In a written statement issued late on August 14, the university said there was “no evidence that sensitive research material was accessed.” It’s not clear, however, if the university is aware of when the breach actually began and what may have been compromised before the school and its experts were alerted. The school confirmed the intrusion on June 11, after being notified by unnamed “federal authorities,” according to the statement.
A spokesperson for the FBI, which investigates domestic cyber breaches and has alerted companies and institutions that didn’t know they were hacked, declined to comment.
The university confirmed the China intrusion at a time of heightened anxiety in the U.S. government, as investigators were tracking the source of a massive hack against the Office of Personnel Management to intruders based in China.
In the wake of that breach, which saw the theft of more than 22 million current and government employees’ personal information, the FBI has been warning companies to be on the lookout for Chinese hackers.
Those alerts have been conveyed through private channels, such as bulletins and security warnings, but also publicly.
In July, the FBI’s top counterintelligence officials held a rare on-the-record session with reporters in which they blamed China for an aggressive campaign of stealing U.S. companies’ trade secrets and intellectual property.

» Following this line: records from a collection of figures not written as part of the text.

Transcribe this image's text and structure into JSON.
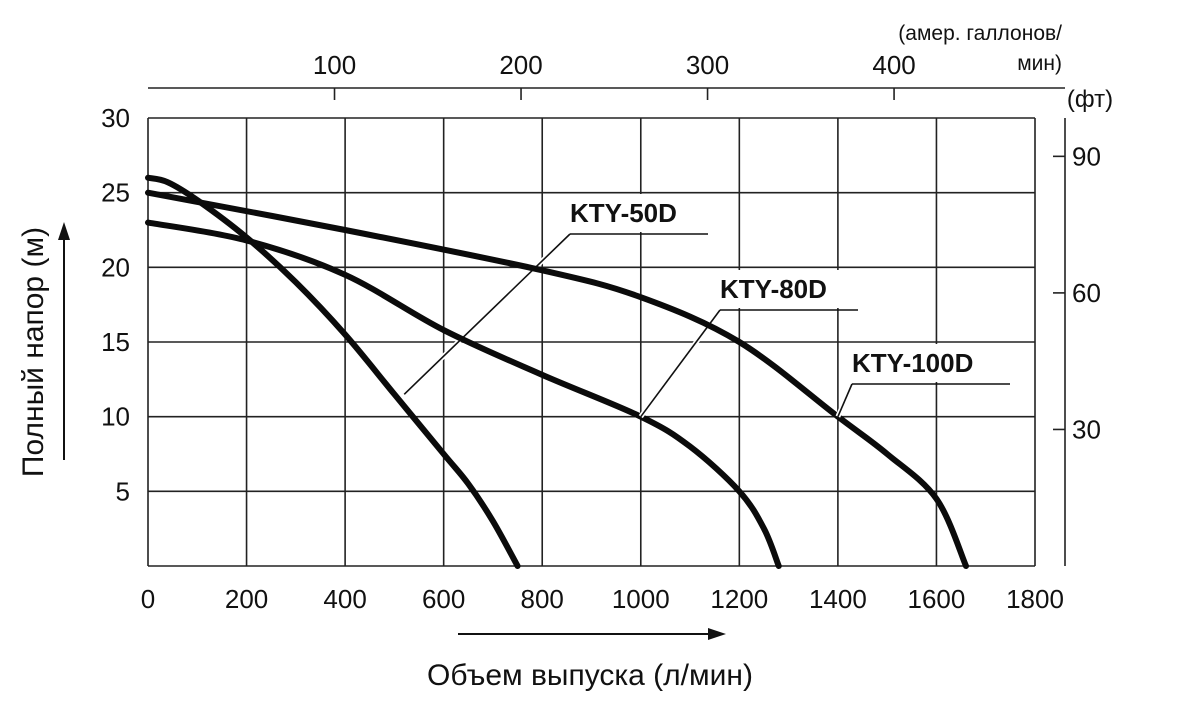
{
  "chart_data": {
    "type": "line",
    "xlabel": "Объем выпуска (л/мин)",
    "ylabel": "Полный напор (м)",
    "x_ticks": [
      "0",
      "200",
      "400",
      "600",
      "800",
      "1000",
      "1200",
      "1400",
      "1600",
      "1800"
    ],
    "y_ticks": [
      "5",
      "10",
      "15",
      "20",
      "25",
      "30"
    ],
    "xlim": [
      0,
      1800
    ],
    "ylim": [
      0,
      30
    ],
    "grid": true,
    "secondary_x": {
      "label_line1": "(амер. галлонов/",
      "label_line2": "мин)",
      "ticks": [
        "100",
        "200",
        "300",
        "400"
      ],
      "values": [
        100,
        200,
        300,
        400
      ]
    },
    "secondary_y": {
      "label": "(фт)",
      "ticks": [
        "30",
        "60",
        "90"
      ],
      "values": [
        30,
        60,
        90
      ]
    },
    "series": [
      {
        "name": "KTY-50D",
        "points": [
          [
            0,
            26
          ],
          [
            40,
            25.7
          ],
          [
            100,
            24.5
          ],
          [
            200,
            22.0
          ],
          [
            300,
            19.0
          ],
          [
            400,
            15.5
          ],
          [
            500,
            11.5
          ],
          [
            600,
            7.5
          ],
          [
            650,
            5.5
          ],
          [
            700,
            3.0
          ],
          [
            750,
            0
          ]
        ]
      },
      {
        "name": "KTY-80D",
        "points": [
          [
            0,
            23
          ],
          [
            200,
            21.8
          ],
          [
            400,
            19.5
          ],
          [
            600,
            15.8
          ],
          [
            800,
            12.8
          ],
          [
            1000,
            10.0
          ],
          [
            1100,
            8.0
          ],
          [
            1200,
            5.0
          ],
          [
            1250,
            2.5
          ],
          [
            1280,
            0
          ]
        ]
      },
      {
        "name": "KTY-100D",
        "points": [
          [
            0,
            25
          ],
          [
            400,
            22.5
          ],
          [
            800,
            19.8
          ],
          [
            1000,
            18.0
          ],
          [
            1200,
            15.0
          ],
          [
            1400,
            10.0
          ],
          [
            1500,
            7.5
          ],
          [
            1600,
            4.5
          ],
          [
            1660,
            0
          ]
        ]
      }
    ]
  }
}
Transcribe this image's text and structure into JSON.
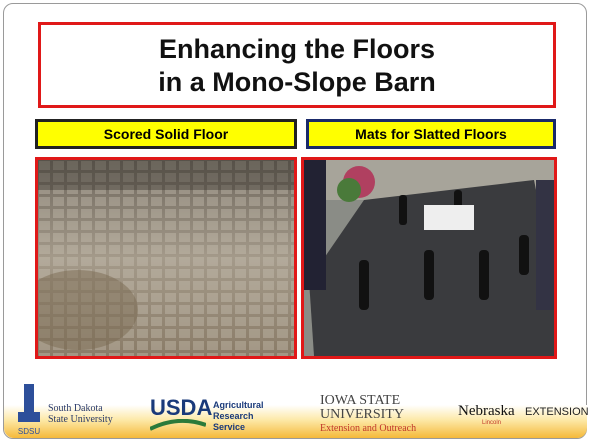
{
  "slide": {
    "title": [
      "Enhancing the Floors",
      "in a Mono-Slope Barn"
    ],
    "panels": [
      {
        "label": "Scored Solid Floor"
      },
      {
        "label": "Mats for Slatted Floors"
      }
    ],
    "footer": {
      "sdsu": {
        "lines": [
          "South Dakota",
          "State University"
        ],
        "mark": "SDSU"
      },
      "usda": {
        "mark": "USDA",
        "lines": [
          "Agricultural",
          "Research",
          "Service"
        ]
      },
      "iowa": {
        "lines": [
          "IOWA STATE",
          "UNIVERSITY"
        ],
        "sub": "Extension and Outreach"
      },
      "nebraska": {
        "mark": "Nebraska",
        "sub": "Lincoln",
        "ext": "EXTENSION"
      }
    }
  }
}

The bureau said it’s investigating hundreds of such cases. China’s intelligence services are “as aggressive now as they’ve ever been,” said Assistant Director Randall Coleman, who runs the bureau’s counterintelligence division.
The Obama administration has determined that China was behind the personnel office hack. But officials have decided not to blame the country publicly in order both to avoid revealing sources and methods of intelligence gathering and to head off a diplomatic confrontation. Chinese President Xi Jingping is visiting Washington next month, and while officials have indicated that the White House will privately raise the issue of Chinese hacking, it’s not expected to be addressed by either country’s leaders publicly.
The University of Virginia waited more than two months to publicly identify China, which in and of itself was a rare move. Hacking victims are often reluctant to discuss who they suspect targeted them, lest it encourage more attacks or tip off their adversaries to detection techniques. In this case, the university waited to sound the alarm publicly so that its security experts could track the intruders.
“It was important that the hackers remain unaware of our action to investigate this event and protect against it. If the University had not taken this course of action, the situation could have worsened,” the school said in a statement.